Yes, but we would like to avoid it. We are already talking with the Backup guys about what would be the best approach going forward. Thanks for you help!
[1 Dec 2010 10:55] Susanne Ebrecht
Setting to verified according to the comments above.
[5 Oct 2012 19:05] MySQL Verification Team
This problem also affects the ability of using the backup to initialize a slave and is not limited to just point-in-time recoveries. 

If the wrong position is recorded in the backup log, then starting replication at that position can fail due to the 'extra' commits that happen beyond that point that are in the image.  This is exacerbated if --binlog-format=ROW as there can be specific mismatches between what is on the table and what the binary log is telling the slave what to do.

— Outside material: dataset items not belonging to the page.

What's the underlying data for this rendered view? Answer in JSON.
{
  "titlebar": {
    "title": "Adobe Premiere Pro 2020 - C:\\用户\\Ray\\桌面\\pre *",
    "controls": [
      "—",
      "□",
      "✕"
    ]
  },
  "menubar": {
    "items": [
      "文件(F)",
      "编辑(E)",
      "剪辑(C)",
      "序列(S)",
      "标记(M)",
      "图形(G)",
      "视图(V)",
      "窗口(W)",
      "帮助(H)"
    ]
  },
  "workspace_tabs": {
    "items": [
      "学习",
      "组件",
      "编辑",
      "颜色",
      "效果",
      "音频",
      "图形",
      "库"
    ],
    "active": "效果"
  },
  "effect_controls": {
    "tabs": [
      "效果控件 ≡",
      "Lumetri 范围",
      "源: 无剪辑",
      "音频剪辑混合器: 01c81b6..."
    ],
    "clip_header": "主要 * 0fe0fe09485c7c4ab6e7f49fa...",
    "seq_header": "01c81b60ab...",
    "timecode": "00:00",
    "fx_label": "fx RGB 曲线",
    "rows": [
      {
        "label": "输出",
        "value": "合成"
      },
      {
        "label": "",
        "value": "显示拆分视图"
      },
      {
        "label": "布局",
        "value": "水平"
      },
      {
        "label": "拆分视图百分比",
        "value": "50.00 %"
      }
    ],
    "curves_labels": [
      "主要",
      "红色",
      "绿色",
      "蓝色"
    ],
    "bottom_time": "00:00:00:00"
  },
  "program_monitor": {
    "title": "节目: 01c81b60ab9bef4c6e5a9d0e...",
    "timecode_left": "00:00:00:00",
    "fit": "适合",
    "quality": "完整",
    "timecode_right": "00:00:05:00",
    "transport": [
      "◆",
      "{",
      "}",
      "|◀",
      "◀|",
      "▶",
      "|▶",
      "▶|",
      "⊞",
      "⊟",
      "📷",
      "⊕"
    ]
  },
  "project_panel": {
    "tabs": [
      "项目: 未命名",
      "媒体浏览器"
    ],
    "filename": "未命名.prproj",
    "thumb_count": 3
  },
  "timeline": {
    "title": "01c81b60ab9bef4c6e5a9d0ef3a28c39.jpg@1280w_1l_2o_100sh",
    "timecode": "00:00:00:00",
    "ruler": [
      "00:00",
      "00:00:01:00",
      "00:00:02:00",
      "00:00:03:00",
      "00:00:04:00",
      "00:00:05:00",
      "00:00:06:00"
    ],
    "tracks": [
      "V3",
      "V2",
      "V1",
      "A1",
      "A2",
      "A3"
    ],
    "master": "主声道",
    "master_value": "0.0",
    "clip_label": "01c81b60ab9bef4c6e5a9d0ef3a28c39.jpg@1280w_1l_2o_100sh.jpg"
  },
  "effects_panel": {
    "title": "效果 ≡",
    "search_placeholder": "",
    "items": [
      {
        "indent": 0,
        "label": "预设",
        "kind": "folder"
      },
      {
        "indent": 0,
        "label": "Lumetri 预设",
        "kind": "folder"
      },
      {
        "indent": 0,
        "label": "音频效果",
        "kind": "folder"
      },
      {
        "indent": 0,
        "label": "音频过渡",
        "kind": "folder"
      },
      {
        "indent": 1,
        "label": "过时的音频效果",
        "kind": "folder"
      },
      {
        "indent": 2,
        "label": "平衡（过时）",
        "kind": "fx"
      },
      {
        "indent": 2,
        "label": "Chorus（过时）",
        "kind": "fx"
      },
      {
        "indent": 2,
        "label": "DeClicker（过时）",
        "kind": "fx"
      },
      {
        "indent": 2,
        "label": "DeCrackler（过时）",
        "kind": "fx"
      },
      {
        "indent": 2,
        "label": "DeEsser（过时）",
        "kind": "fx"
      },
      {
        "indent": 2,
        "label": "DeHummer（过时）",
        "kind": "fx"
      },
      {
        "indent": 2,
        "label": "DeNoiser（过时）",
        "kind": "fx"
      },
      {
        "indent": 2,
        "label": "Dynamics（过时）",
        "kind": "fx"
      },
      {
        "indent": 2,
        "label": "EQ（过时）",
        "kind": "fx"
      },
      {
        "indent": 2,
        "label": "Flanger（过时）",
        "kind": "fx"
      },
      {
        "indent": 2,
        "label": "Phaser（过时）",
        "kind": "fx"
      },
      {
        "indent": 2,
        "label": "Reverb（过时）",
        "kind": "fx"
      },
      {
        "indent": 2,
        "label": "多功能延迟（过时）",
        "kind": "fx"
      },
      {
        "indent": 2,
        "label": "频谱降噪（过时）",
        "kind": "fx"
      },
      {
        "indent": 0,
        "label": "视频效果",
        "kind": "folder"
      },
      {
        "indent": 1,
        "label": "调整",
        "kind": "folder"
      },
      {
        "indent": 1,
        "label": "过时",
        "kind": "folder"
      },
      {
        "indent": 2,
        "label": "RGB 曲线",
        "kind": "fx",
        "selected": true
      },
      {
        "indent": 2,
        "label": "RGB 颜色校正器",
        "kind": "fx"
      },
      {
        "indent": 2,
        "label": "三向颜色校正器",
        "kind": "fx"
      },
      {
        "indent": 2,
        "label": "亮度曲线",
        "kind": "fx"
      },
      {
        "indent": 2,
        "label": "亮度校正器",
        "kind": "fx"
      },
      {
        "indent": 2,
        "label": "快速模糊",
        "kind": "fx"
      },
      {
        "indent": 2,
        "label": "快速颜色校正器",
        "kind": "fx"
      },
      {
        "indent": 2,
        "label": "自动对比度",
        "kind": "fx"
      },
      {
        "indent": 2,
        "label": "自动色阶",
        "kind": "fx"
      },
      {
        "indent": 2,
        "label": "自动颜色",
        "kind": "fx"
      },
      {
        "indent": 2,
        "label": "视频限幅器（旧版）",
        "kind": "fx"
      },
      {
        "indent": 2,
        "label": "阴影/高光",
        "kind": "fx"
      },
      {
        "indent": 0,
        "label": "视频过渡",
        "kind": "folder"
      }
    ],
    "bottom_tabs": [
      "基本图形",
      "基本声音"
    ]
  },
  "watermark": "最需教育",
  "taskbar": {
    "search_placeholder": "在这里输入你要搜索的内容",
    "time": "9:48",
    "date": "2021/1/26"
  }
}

[5 Mar 2013 13:54] Sanjay Manwani
The synchronization between server and MEB was taken care of by using the 
ibbackup_binlog_marker table.
The details of the ibbackup_binlog_marker table are added to the docs.
[5 Mar 2013 14:18] Ingo Strüwing
MEB has a workaround for this since 3.5.3.
The binlog position is still not accurate in all cases, but the deviation should consist of modifications to temporary tables only. So it should not affect point-in-time-recovery or setting up a slave.